Chancellor of the Exchequer Philip Hammond MP delivered the Autumn 2017 Budget on November 22.

It has become almost traditional for the Chancellor to leave one of the biggest announcements until the very end, and this speech was no exception. Shortly before sitting down, Mr Hammond announced that stamp duty for first-time buyers had been all but abolished with immediate effect.

First-time buyers purchasing homes valued at less than £300,000 will now pay no stamp duty. Those buying homes valued at between £300,000 and £500,000 will pay no stamp duty on the first £300,000. It all means that 80% of first-time buyers will pay no stamp duty, and that 95% will receive some form of benefit from the latest changes.

The changes do not apply in Scotland, as the setting of stamp duty rates there is the responsibility of the Scottish Government. Responsibility for stamp duty in Wales will also be devolved to the Welsh Assembly from April 2018.

However, the Chancellor was also forced to deliver some bad news when he announced that the growth forecasts for the UK economy had been downgraded. The forecast for the rise in Gross Domestic Product for 2017 was reduced from 2% to 1.5%. Forecast growth in 2018, 2019, 2020 and 2021 has been reduced to 1.4%, 1.3%, 1.5% and 1.6% respectively.

Productivity growth was revised down by an average of 0.7% a year up to 2023.

Whilst employment is at near record high levels, and another 600,000 people are forecast to be in work by 2022, wage inflation is expected to remain limited. The Institute of Fiscal Studies said it was possible that average UK earnings in 2022 could be lower than they were in 2008, which it described as “astonishing”.

Consumer Prices Index (CPI) inflation is expected to peak at around 3% in the final months of 2017, before falling to around 2% over the following 12 months.

The National Living Wage for those aged 25 and over will increase from £7.50 per hour to £7.83 per hour from April 2018, a rise of 4.4%. The National Minimum Wage for those aged 21-24 will rise to £7.38 per hour, while for 18-20 year olds it will be £5.90, for 16 and 17 year olds it will be £4.20, and for apprentices it will be £3.70.

The personal allowance – the amount a person earns before they start paying income tax – will rise from £11,500 to £11,850 from April, but this is merely a rise that reflects the current rate of inflation. The higher-rate income tax threshold will increase to £46,350.

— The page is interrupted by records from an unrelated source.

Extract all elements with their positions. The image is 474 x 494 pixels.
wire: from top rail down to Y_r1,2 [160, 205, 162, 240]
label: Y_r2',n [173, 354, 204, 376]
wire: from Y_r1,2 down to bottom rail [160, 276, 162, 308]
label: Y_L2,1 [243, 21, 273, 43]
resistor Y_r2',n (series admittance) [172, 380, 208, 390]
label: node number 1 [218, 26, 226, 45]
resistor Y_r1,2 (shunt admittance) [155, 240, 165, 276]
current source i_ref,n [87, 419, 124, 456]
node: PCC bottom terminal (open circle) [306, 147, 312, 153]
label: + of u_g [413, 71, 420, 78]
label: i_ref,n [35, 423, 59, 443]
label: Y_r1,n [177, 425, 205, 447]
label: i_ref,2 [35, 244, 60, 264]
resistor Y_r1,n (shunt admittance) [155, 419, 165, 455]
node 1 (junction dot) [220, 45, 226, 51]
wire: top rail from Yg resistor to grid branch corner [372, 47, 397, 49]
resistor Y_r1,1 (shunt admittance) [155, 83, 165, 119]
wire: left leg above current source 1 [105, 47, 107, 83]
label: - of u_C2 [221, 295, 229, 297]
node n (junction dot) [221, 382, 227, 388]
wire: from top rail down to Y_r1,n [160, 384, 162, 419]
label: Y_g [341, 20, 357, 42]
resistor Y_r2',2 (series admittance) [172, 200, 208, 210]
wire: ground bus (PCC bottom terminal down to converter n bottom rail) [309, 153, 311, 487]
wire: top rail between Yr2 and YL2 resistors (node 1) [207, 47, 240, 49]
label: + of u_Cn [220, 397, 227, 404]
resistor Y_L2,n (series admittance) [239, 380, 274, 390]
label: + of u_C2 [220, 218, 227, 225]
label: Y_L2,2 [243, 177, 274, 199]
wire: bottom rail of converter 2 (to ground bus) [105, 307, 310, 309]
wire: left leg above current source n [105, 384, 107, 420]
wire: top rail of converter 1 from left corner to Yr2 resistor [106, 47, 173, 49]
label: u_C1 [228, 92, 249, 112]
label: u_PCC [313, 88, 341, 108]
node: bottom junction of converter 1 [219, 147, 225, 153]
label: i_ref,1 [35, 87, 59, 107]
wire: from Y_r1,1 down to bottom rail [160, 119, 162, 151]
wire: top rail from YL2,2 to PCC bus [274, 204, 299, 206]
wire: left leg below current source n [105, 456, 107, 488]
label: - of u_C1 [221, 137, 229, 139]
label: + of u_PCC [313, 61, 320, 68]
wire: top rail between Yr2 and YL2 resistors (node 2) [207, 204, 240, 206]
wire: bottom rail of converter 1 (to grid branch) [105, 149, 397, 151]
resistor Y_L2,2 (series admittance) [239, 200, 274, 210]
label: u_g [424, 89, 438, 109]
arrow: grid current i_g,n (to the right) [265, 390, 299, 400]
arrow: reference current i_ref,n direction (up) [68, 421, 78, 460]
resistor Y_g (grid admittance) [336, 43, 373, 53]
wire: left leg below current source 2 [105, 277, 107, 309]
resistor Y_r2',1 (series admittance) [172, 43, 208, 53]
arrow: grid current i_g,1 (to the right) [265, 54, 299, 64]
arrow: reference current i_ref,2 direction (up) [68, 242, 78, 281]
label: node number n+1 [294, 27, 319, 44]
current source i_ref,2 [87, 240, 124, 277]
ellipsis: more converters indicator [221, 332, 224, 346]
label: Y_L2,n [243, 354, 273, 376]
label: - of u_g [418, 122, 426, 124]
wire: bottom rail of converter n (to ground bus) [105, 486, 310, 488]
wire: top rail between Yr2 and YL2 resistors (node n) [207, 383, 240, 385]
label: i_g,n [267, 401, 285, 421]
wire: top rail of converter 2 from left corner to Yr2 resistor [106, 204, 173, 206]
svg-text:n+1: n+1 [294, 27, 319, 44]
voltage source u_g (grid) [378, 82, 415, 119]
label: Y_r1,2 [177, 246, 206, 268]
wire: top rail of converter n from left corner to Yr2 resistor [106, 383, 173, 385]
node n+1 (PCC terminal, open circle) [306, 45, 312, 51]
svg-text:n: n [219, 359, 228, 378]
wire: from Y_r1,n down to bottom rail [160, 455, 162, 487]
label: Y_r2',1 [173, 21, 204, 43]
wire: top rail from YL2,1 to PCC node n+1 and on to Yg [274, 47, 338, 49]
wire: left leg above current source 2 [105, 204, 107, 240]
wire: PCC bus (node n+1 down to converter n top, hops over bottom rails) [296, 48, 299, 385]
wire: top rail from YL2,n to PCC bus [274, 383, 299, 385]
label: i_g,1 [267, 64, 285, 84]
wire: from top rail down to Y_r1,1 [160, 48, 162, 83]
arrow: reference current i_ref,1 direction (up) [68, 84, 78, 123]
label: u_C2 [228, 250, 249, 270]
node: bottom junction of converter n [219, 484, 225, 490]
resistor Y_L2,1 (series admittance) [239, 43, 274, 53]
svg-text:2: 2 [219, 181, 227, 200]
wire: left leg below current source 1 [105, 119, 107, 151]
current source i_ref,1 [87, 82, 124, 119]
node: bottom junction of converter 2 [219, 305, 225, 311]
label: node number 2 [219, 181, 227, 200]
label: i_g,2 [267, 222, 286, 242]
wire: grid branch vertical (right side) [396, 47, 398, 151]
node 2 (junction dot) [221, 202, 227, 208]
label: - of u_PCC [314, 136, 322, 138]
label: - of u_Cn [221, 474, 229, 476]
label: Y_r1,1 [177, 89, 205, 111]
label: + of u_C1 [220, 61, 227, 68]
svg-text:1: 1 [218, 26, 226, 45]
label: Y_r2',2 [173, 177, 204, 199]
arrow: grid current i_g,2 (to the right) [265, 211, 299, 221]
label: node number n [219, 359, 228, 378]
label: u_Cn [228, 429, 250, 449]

The pensions lifetime allowance will increase, but again only in line with CPI, and will now be £1,030,000 from April next year. The amount that can be contributed each year into a Junior Isa or Child Trust Fund will increase in line with CPI to £4,260, but the annual subscription limit for conventional ISAs will remain at £20,000. Also staying the same is the £5,000 zero tax rate savings income band.

Business rates will rise in line with CPI from next April. Under the current system, rates rise in line with the Retail Prices Index, which is often higher. Business rates revaluations will take place every three years, rather than every five years, as at present, with the change taking effect after the next revaluation, currently due in 2022.

The Chancellor also announced plans to build 300,000 new homes a year, and to create five new ‘garden’ towns.

The information shown in this article was correct at the time of publication. Articles are not routinely reviewed and as such are not updated. Please be aware the facts, circumstances or legal position may change after publication of the article.